A ópera foi dedicada
à Princesa Isabel, que assinara a Abolição da Escravatura, no ano
anterior. Um detalhe: a encenação teatral baseava-se no século XVI,
quando o índio era o escravo dos portugueses. A inclusão do Hino à Liberdade foi a apoteose imortal dessa
maravilhosa peça dramática.
Carlos Gomes contava
permanecer no Brasil e não mais retornar à Itália. Mas a vida deu-lhe outro
destino. Estava à espera de sua nomeação para o cargo de diretor do
Conservatório de Música, quando foi proclamada a República, e seu grande amigo
e protetor, D. Pedro II, exilado. Ninguém, em respeito ou por temor dos militares, aceitou, em nenhuma das
províncias, emprega-lo. Os insignificantes da época diziam que ele abandonara a
Pátria, que desprezava até mesmo o idioma português em suas composições.
Manuel Guimarães,
também campineiro, foi o grande amigo e confidente das dores, dos desenganos e
desgostos que atormentaram os últimos anos de vida do maior músico dramático do
Brasil.
As cartas que
chegaram até nós dessa relação nos desvendam a inocência e ingenuidade do
músico: “Haverá alguém que possa odiar esse caboclo de Campinas, esse caipora?”

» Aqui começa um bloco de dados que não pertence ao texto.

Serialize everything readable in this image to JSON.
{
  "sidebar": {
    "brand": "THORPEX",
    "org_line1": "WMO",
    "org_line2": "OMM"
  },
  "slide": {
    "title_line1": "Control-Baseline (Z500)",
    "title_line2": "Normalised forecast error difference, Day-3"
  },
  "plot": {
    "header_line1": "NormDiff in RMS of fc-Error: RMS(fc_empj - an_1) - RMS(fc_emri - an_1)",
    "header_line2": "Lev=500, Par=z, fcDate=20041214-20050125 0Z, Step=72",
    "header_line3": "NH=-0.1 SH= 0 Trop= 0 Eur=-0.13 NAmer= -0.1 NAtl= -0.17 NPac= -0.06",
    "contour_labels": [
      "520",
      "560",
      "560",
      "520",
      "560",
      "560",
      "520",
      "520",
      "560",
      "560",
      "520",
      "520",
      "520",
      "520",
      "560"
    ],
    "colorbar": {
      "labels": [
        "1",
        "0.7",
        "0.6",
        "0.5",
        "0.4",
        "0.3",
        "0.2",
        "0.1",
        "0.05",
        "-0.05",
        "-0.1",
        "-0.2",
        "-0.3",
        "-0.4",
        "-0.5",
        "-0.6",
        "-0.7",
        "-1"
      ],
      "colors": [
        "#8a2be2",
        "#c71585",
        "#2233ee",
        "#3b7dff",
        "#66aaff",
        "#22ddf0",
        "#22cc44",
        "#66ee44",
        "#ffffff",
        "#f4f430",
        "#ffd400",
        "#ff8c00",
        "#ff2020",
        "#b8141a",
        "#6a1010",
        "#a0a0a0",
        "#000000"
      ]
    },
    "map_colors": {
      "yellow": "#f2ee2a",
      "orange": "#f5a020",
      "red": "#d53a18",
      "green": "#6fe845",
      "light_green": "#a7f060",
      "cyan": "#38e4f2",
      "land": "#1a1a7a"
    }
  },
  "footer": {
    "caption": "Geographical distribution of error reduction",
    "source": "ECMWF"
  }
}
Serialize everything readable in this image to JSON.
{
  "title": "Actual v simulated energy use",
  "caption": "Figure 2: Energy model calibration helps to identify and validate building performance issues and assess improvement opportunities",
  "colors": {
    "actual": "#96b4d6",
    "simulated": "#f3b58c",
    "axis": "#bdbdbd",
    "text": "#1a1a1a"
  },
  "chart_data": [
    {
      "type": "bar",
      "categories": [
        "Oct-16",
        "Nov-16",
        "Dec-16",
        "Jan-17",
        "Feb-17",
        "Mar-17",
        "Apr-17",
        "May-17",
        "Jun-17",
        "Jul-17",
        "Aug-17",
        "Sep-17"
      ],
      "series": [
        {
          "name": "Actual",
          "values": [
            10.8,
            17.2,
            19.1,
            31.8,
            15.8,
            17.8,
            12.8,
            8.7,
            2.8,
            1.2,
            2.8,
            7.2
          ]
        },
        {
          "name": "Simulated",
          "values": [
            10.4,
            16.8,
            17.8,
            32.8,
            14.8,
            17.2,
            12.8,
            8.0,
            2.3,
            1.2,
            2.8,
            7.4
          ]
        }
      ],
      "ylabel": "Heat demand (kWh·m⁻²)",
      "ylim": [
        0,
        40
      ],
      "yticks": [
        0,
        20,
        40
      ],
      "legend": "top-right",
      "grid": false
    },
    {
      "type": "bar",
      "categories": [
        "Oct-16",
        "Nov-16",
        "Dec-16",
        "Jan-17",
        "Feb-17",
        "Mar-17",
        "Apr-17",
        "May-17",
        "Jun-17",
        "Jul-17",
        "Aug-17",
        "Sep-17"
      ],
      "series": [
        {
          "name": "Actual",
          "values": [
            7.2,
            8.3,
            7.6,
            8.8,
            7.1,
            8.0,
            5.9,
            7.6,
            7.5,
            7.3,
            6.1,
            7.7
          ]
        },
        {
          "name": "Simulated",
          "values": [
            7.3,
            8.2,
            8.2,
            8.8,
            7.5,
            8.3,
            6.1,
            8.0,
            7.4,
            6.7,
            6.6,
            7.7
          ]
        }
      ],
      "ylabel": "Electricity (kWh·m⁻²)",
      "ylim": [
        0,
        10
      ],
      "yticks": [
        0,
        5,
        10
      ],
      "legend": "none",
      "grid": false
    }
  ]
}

Quando ele falava em público não possuía poses ou atitudes estudadas; falava e
escrevia com o coração à flor dos lábios.
Em 1889, após as
exibições no Rio, ele transporta sua companhia operística para São Paulo e de
lá retorna endividado.
As elites paulistas preferiam adular os
novos donos do poder e o “positivismo nacionalista” de um Floriano Peixoto. De todas as
calúnias de que foi vítima o grande compositor, a que mais lhe doeu foi a que
se levantou sobre sua pretensa falta de patriotismo.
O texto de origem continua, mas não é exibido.